By now, most Australians are aware that some pretty big changes are coming to private health on April 1.
Aside from the new Gold/Silver/Bronze/Basic tiered model, private health insurance premiums will rise yet again, this year by an average of 3.25 per cent. Average premiums have increased by 26 per cent in the past five years and in most cases, incomes have not increased to match this.
The ageing population is one of the reasons behind the increase and there are less young people to balance it out, while improvements in medical technology mean that the latest and best treatments are being used to treat serious health issues.
Most people on a singles policy will pay an additional $62 a year under the changes, while couples policies will increase by an average of $151 annually. Some people will notice their policies go up more or less, with some insurers increasing premiums by as much as 5.91 per cent, and others as little as 1.64 per cent. Policy holders will be contacted by insurers prior to April 1 about these changes, but it can still be a confusing time while Australians adjust to the changes.
Laura Crowden, Corporate Affairs Manager at iSelect, tells Starts at 60 that 2019 is also significant because as part of the government’s reforms, a new Gold/Silver/Bronze/Basic product tier will be introduced for all hospital policies, intended to make it easier for customers to compare policies in the long run. There are minimum standards for hospital services and treatments that will be covered under each tier, but it does mean some policy holders will notice changes.

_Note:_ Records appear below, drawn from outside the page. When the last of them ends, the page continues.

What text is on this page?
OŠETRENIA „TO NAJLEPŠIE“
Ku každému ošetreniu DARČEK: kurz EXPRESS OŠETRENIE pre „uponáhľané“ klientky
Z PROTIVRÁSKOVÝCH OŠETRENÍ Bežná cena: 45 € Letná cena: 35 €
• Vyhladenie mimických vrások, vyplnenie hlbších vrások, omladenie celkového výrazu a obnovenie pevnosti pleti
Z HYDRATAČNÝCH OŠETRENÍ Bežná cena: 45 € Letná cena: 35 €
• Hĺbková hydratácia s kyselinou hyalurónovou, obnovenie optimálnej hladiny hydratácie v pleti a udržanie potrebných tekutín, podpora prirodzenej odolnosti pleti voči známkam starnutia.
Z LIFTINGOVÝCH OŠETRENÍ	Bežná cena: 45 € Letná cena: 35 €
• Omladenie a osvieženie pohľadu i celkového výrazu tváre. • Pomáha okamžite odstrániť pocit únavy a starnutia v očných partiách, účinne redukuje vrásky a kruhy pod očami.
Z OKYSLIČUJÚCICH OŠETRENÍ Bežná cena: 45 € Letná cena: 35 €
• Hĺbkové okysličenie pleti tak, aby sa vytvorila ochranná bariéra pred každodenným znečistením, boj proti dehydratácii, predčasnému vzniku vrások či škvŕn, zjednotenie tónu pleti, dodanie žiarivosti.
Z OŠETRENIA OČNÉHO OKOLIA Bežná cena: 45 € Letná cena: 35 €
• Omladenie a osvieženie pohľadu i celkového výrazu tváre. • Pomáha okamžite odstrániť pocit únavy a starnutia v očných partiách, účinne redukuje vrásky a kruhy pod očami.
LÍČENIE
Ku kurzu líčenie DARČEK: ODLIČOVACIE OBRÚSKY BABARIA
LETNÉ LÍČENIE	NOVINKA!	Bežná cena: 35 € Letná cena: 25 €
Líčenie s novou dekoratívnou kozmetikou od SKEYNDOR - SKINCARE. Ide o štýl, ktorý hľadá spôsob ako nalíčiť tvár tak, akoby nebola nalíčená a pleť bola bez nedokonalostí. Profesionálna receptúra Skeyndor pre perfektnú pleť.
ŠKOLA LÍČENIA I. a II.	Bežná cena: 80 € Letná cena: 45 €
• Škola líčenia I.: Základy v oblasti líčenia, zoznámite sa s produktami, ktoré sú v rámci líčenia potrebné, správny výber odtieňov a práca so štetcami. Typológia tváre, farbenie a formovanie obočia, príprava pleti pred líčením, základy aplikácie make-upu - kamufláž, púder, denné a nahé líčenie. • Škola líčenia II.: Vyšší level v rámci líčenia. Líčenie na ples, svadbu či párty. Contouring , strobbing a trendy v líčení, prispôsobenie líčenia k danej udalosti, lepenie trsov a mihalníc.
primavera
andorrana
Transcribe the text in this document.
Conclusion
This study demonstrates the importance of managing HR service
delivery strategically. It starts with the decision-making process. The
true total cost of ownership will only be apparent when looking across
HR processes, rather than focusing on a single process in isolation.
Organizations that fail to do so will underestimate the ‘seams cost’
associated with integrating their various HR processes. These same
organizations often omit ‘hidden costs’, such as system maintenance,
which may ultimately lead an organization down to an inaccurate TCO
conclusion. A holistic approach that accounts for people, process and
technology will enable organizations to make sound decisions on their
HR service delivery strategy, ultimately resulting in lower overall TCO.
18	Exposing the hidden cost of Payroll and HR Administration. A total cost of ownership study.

“At the moment, one insurer might call a policy silver and so might a different insurer but they include totally different things,” Crowden explains. “Now it will make it much easier. For example, silver policies must cover heart conditions so they can know as long as they’re looking at any silver policy from any insurer, heart conditions will be covered. All gold policies, for example, are going to need to include cataracts now.”
Most over-60s will be looking at gold and silver policies and it’s important to know about individual health needs and what’s going to be covered under each policy to ensure you’re covered by the best policy for you. For example, the must-haves for one person may all be covered under a Silver policy, whereas other health needs will only be covered through Gold cover.
From April 1, all Silver policies will include treatment for the heart and vascular system, lung and chest, blood, back, neck, and spine, plastic and reconstructive surgery (medically necessary), dental surgery, podiatric surgery (provided by an accredited podiatric surgeon) and implantation of hearing devices.
Gold on the other hand includes all this in addition to treatment for cataracts, joint replacement, dialysis for chronic kidney failure, weight loss surgery, insulin pumps, pain management with device and sleep studies. Both Gold and Silver also include all the benefits of the Bronze and Basic policies.
“It can be worthwhile talking through that with a health insurance expert and they’ll help you understand whether your health needs sit within the Silver or Gold and obviously there’s a price difference there,” Crowden says.
It’s also important to know that individual members on a couple’s policy don’t have to be on the same policy level. One person may require a Gold policy, but the health needs of the other person in the relationship may be met with a Silver policy.
While it will make it clearer for people to know what is covered, it will mean that some people will no longer be covered for things they previously were, or may find that they now have additional cover. As such, it’s vital to know how the policy is changing as a result of the new tiers and to talk to insurers about the best policy. You are never locked in to a policy, so can always change from one to another at any time.
“Insurers will be contacting their members to advise them of any changes and it’s really important that people keep an eye out for that communication, make sure they understand the changes and that they’re happy with them,” Crowden says.
A lot of insurers are contacting customers via email and online portals, rather than through letters in the post. It’s important to be aware of this communication so people fully understand the changes impacting their policy.
While Medicare will continue to cover patients for emergencies, private health is still important when it comes to elective procedures. These can include everything from cataracts to hip and knee replacements which aren’t currently considered life-threatening conditions.
“It’s the ability to be able to be seen quickly for those elective procedures, to choose the hospital and to choose the doctor,” Crowden says of the importance of private health cover. “Whereas if you had to rely on the public system for those kind of operations or medical issues, you would eventually be seen but it could take a really long time.”
Higher maximum excesses to reduce premiums will also be introduced on April 1. The maximum excess increases from $500 to $750 for singles and from $1,000 to $1,500 for couples and could save people on their policies.
“If you’re opting for a higher excess, you could save up to $350 a year on a couple’s policy,” Crowden says. “That’s probably more relevant to older people who are still in really good health and not expecting to go into hospital a lot. By opting for a high excess, they could bring down the cost of their premium.”
The other big change is most natural therapies will no longer be covered under extras policies. While insurers will still be able to cover remedial massage, acupuncture and Chinese medicine as part of extras policies, natural therapies including naturopathy, aromatherapy, homeopathy, Pilates and yoga will no longer be covered.
“I think the main thing would be directly for the Boomers to really make sure exactly what they’re covered for and take the time to check they are on the right policy,” Crowden says. “Especially that they’re not paying more than they need to.”